Advocates maintain that extensive research into the informal economy must take place before any action is taken. But while they agree that viable solutions to long-term economic troubles are to be found through the informal sector, some believe that the answer is to “formalize” it, while others advocate the opposite, or, informalizing the formal economy.
On a recent visit to Egypt, de Soto met with Egypt Independent's sister paper Al-Masry Al-Youm for an interview in which he asserted that Egypt must formalize its informal economy, as his native Peru did in the late 1990s.
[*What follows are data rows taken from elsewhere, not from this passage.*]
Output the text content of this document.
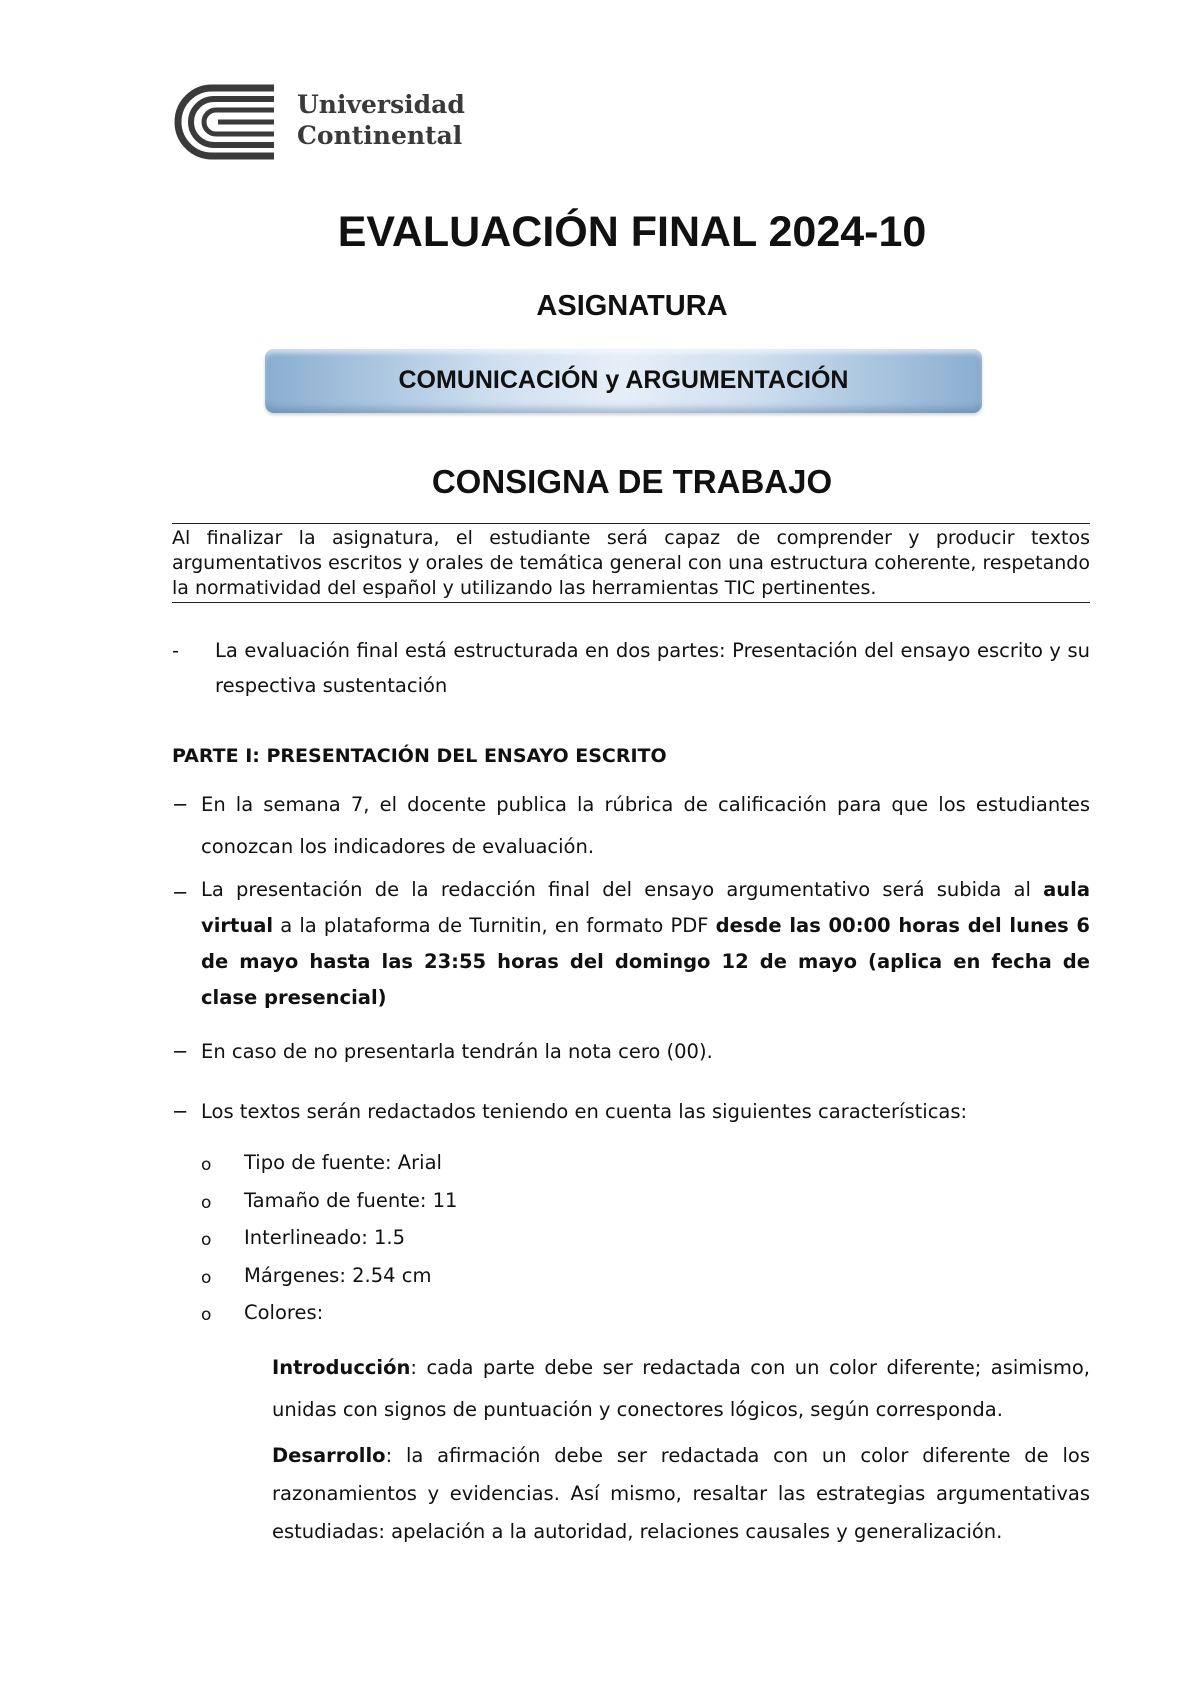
Universidad
Continental
EVALUACIÓN FINAL 2024-10
ASIGNATURA
COMUNICACIÓN y ARGUMENTACIÓN
CONSIGNA DE TRABAJO
Al finalizar la asignatura, el estudiante será capaz de comprender y producir textos argumentativos escritos y orales de temática general con una estructura coherente, respetando la normatividad del español y utilizando las herramientas TIC pertinentes.
- La evaluación final está estructurada en dos partes: Presentación del ensayo escrito y su respectiva sustentación
PARTE I: PRESENTACIÓN DEL ENSAYO ESCRITO
− En la semana 7, el docente publica la rúbrica de calificación para que los estudiantes conozcan los indicadores de evaluación.
− La presentación de la redacción final del ensayo argumentativo será subida al aula virtual a la plataforma de Turnitin, en formato PDF desde las 00:00 horas del lunes 6 de mayo hasta las 23:55 horas del domingo 12 de mayo (aplica en fecha de clase presencial)
− En caso de no presentarla tendrán la nota cero (00).
− Los textos serán redactados teniendo en cuenta las siguientes características:
o Tipo de fuente: Arial
o Tamaño de fuente: 11
o Interlineado: 1.5
o Márgenes: 2.54 cm
o Colores:
Introducción: cada parte debe ser redactada con un color diferente; asimismo, unidas con signos de puntuación y conectores lógicos, según corresponda.
Desarrollo: la afirmación debe ser redactada con un color diferente de los razonamientos y evidencias. Así mismo, resaltar las estrategias argumentativas estudiadas: apelación a la autoridad, relaciones causales y generalización.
He said the formalization contributed to the country's economic boom in the 2000s.
In 2004, the Institute for Liberty and Democracy conducted a study that estimated the value of extra-legal businesses and properties in Egypt, both rural and urban, to be worth the equivalent of US$248 billion in assets, approximately $400 billion in today’s dollars.
De Soto calls this “dead capital,” which he likens to property that cannot be leveraged as collateral for loans, to obtain investment capital or security for long-term contractual deals.
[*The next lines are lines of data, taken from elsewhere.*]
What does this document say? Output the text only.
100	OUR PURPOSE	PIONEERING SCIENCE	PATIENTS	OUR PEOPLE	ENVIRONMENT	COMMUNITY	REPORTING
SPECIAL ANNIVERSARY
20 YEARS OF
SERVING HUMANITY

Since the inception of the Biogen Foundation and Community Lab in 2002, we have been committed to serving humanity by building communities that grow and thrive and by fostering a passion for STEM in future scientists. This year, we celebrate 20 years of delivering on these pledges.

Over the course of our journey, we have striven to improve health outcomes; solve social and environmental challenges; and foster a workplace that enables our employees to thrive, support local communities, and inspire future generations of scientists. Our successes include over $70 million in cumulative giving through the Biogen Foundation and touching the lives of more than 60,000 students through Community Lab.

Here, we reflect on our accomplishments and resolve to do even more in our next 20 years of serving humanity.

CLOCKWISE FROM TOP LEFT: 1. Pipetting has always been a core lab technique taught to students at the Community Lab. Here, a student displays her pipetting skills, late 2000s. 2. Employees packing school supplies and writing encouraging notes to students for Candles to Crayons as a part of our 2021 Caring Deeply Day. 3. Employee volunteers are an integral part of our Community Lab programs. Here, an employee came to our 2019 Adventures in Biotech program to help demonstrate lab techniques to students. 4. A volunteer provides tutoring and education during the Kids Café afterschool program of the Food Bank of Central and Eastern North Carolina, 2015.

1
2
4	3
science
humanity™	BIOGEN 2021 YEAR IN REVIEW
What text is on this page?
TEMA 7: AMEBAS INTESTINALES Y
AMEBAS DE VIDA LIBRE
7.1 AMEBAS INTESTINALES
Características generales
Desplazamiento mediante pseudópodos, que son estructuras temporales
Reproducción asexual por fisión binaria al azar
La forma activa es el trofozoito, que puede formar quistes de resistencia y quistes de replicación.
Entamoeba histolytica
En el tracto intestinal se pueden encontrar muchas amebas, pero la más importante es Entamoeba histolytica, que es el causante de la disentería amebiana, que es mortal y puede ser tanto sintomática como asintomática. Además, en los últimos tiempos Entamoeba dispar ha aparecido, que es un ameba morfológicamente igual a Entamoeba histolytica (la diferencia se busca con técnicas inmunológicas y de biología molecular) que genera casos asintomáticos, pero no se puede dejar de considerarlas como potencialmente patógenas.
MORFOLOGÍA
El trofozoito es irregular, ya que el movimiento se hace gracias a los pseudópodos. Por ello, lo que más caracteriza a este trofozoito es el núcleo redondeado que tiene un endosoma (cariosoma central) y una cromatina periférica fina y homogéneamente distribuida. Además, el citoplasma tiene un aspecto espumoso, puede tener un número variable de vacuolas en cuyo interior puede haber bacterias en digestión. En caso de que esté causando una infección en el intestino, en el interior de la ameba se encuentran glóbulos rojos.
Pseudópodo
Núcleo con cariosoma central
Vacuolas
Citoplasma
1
“It is a matter of legal reform, that will then manifest itself in long-term economic benefits,” said de Soto. “The figures are far greater than potential foreign direct investments and what Egypt receives in foreign aid. It will be purely bottom-up, and can even be taxed, producing higher tax revenues.” That could be helpful with a widening budget deficit.
Advocates of formalizing the informal economy believe that Egypt needs to encourage “inclusive growth,” relieving the burden that the informal economy places on the formal economy, for example by avoiding taxes and regulations while eating up potential market share.
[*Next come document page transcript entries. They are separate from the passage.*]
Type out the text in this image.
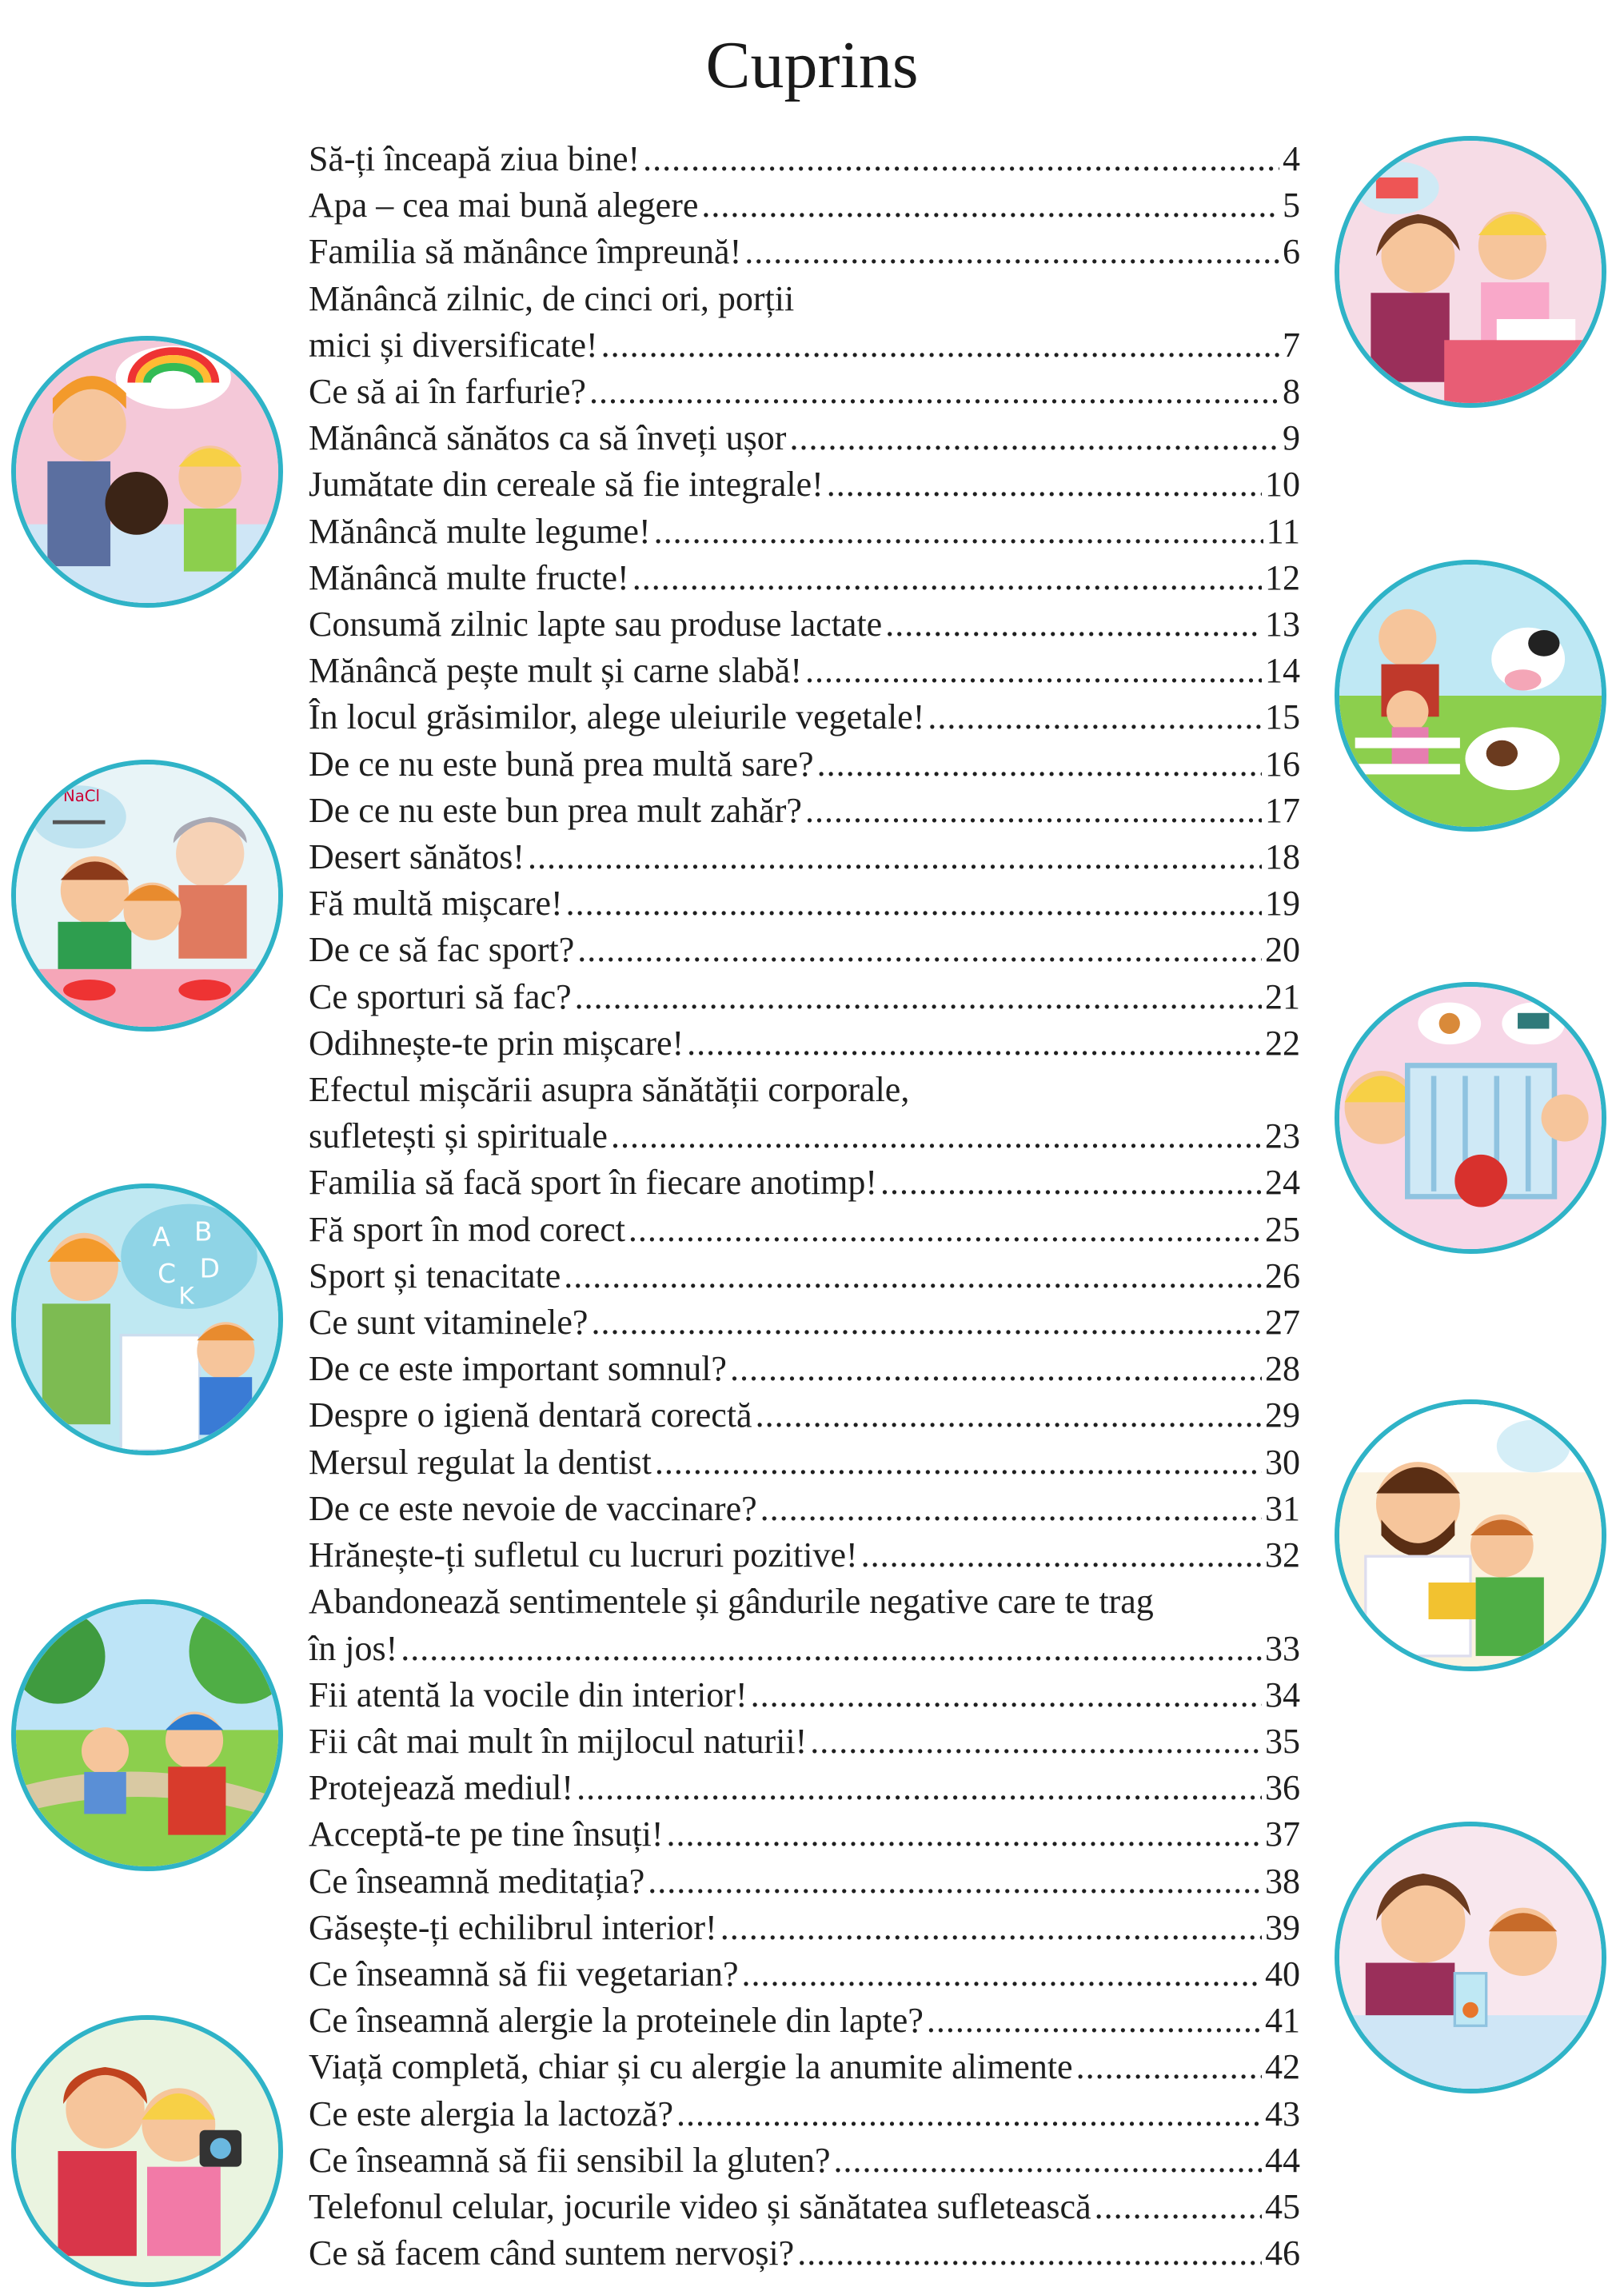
Cuprins
Să-ți înceapă ziua bine! .....	4
Apa – cea mai bună alegere .....	5
Familia să mănânce împreună! .....	6
Mănâncă zilnic, de cinci ori, porții
mici și diversificate! .....	7
Ce să ai în farfurie? .....	8
Mănâncă sănătos ca să înveți ușor .....	9
Jumătate din cereale să fie integrale! .....	10
Mănâncă multe legume! .....	11
Mănâncă multe fructe! .....	12
Consumă zilnic lapte sau produse lactate .....	13
Mănâncă pește mult și carne slabă! .....	14
În locul grăsimilor, alege uleiurile vegetale! .....	15
De ce nu este bună prea multă sare? .....	16
De ce nu este bun prea mult zahăr? .....	17
Desert sănătos! .....	18
Fă multă mișcare! .....	19
De ce să fac sport? .....	20
Ce sporturi să fac? .....	21
Odihnește-te prin mișcare! .....	22
Efectul mișcării asupra sănătății corporale,
sufletești și spirituale .....	23
Familia să facă sport în fiecare anotimp! .....	24
Fă sport în mod corect .....	25
Sport și tenacitate .....	26
Ce sunt vitaminele? .....	27
De ce este important somnul? .....	28
Despre o igienă dentară corectă .....	29
Mersul regulat la dentist .....	30
De ce este nevoie de vaccinare? .....	31
Hrănește-ți sufletul cu lucruri pozitive! .....	32
Abandonează sentimentele și gândurile negative care te trag
în jos! .....	33
Fii atentă la vocile din interior! .....	34
Fii cât mai mult în mijlocul naturii! .....	35
Protejează mediul! .....	36
Acceptă-te pe tine însuți! .....	37
Ce înseamnă meditația? .....	38
Găsește-ți echilibrul interior! .....	39
Ce înseamnă să fii vegetarian? .....	40
Ce înseamnă alergie la proteinele din lapte? .....	41
Viață completă, chiar și cu alergie la anumite alimente .....	42
Ce este alergia la lactoză? .....	43
Ce înseamnă să fii sensibil la gluten? .....	44
Telefonul celular, jocurile video și sănătatea sufletească .....	45
Ce să facem când suntem nervoși? .....	46
NaCl
A	B
C	D
K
“Informal economies are ideal if you are seeking only the survival of millions of people, but a burden on long-term ‘inclusive growth,’” de Soto said.
Other economists, however, fear that imposed formalities will disperse the workers embedded in the informal economy and disrupt its natural order.
While Mahdi suggests putting incentives in place to formalize the sector, she says that direct intervention is the wrong approach.
“[The informal economy] exists because the formal economy was corrupt and inadequate,” she says. “To entice the informal sector, the formal sector must prove itself as the superior system, which it has not been for a long time.”
Economists like Mahdi believe that research focusing purely on micro and small enterprises (MSE) needs to be developed to study the economy. She adds that the burdens and challenges of formalizing should be relieved through policy, such as tax schemes that assure continued tax exemptions until an MSE reaches a certain size or changes in labor regulations that allow for cheaper, formal hiring.
“Being formalized while maintaining all the benefits of the informal sector will assure incentive and growth, that loans can be taken, and that business can reach a sufficient size before taxing occurs,” she says. “The policies must also be straightforward and simple to understand.”
However, both Mahdi and Beshai contend that Egypt’s formal sector has a lot to learn from the informal sector, rather than the other way around.
“Currently, the informal economy is the best, most well-adjusted system in Egypt,” says Beshai. “It’s market driven, fast paced, rewards and encourages creativity. It’s buoyant during a recession; it creates jobs; and most importantly, it correlates directly to the needs of the millions of people affiliated with it. Compare that to an impenetrable bureaucracy that is failing, where it takes almost two years to register a bakery.
“The formal economy will have to ‘informalize,’ through rigorous research and policy, if it wants to promote sustainable ‘inclusive growth,’ not the other way around,” he adds.